The insurmountable challenge that Windows Phone 8 and BB10 Face
“If you build it [they] will come”. That call, similar to the call heard in the classic movie “Field of Dreams” seems to be the call driving the creation of Windows Phone 8, and BB10, but unfortunately for the builders, they face the challenge of having to lure two different groups, and that is what will make gaining market share such a challenge.
Building a platform requires more than just a solid foundation. It requires apps for the restless user, and content to appease them further. The several year head start that both iOS and Android have been given has made it nearly impossible to match their selection of apps, collectively millions strong. I’ve seen multiple users turn away from Windows Phone 8 simply because the app selection doesn’t come close to that of either of its’ competitors. BB10, not coming until late next year, will face an even greater challenge.
In the quest to lure users, the different companies building these platforms have been working to lure another crowd: Developers. Without developers, no platform has a chance of competing with the massive app selection of the big two. Blackberry gave developers APIs, and Beta Phones, and SDKs nearly a year in advance in hopes of building a large enough selection by launch day in June to lure some customers. Windows has been using its’ past network of computer developers to search for phone developers.

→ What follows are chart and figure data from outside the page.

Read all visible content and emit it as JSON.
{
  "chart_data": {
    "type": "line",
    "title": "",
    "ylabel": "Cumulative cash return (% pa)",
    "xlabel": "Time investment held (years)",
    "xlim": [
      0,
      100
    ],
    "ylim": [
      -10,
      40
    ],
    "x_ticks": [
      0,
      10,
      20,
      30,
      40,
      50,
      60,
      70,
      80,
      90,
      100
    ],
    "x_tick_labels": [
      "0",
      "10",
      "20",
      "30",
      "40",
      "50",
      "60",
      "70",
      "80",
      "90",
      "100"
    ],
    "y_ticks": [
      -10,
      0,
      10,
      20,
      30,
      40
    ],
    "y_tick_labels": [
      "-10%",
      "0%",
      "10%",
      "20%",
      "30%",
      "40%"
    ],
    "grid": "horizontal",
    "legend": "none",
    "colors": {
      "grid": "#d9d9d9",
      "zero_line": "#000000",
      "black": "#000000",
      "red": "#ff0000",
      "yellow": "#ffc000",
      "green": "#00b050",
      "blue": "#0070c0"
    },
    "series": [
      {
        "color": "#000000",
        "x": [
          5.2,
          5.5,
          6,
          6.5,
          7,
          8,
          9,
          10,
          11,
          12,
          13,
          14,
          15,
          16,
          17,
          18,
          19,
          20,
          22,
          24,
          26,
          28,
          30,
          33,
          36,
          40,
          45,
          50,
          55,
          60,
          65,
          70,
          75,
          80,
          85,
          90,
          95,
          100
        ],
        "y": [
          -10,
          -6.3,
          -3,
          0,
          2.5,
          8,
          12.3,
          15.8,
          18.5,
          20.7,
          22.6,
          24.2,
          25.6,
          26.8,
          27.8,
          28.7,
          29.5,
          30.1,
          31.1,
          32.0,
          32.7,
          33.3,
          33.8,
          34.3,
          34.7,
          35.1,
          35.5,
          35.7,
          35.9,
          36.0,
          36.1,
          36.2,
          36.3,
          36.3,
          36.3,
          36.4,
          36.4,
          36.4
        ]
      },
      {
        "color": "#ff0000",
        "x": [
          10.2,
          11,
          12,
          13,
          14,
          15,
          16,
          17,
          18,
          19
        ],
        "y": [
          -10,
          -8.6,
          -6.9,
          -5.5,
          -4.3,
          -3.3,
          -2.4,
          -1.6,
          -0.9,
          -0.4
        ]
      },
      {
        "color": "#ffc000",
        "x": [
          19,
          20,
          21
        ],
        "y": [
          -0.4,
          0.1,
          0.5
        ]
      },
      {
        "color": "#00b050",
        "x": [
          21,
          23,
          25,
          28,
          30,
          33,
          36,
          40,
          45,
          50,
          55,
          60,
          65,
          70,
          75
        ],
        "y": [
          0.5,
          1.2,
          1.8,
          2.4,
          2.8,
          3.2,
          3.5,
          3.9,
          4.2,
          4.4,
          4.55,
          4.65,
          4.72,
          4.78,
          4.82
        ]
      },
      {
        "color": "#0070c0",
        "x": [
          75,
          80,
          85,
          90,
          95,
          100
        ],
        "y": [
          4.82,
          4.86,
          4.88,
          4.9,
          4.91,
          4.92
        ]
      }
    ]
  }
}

The numbers show they’re struggling though. Developers know that because of the size of the platform, they can’t make nearly as much money as on iOS or Android, so very few developers are trying. If Microsoft and Blackberry don’t want to crash and burn, they need to take immediate action. Here’s the action plan I’d recommend to lure developers.
Step 1: Make all developer tools free. Nothing lures people like free stuff. Give away free test phones, and democratize the process. Make submitting to your app store free and easy, and you’ll see more developers port their apps.
Step 2: Increase Developer Revenue share. More money= More developers. iOS offers 70% revenue to developers, so offer 80%. Offer a bonus for accepted apps. For any app accepted into the store within the next year, offer a $300 bonus. It seems costly now, but having a larger selection of apps will pay off greatly in the long run.
These steps are radical. It means losing a lot of initial app revenue. You’ve got to spend money to make money though, and this is the only way I think they can possibly grow their app store large enough. If you’re a developer, What do you think?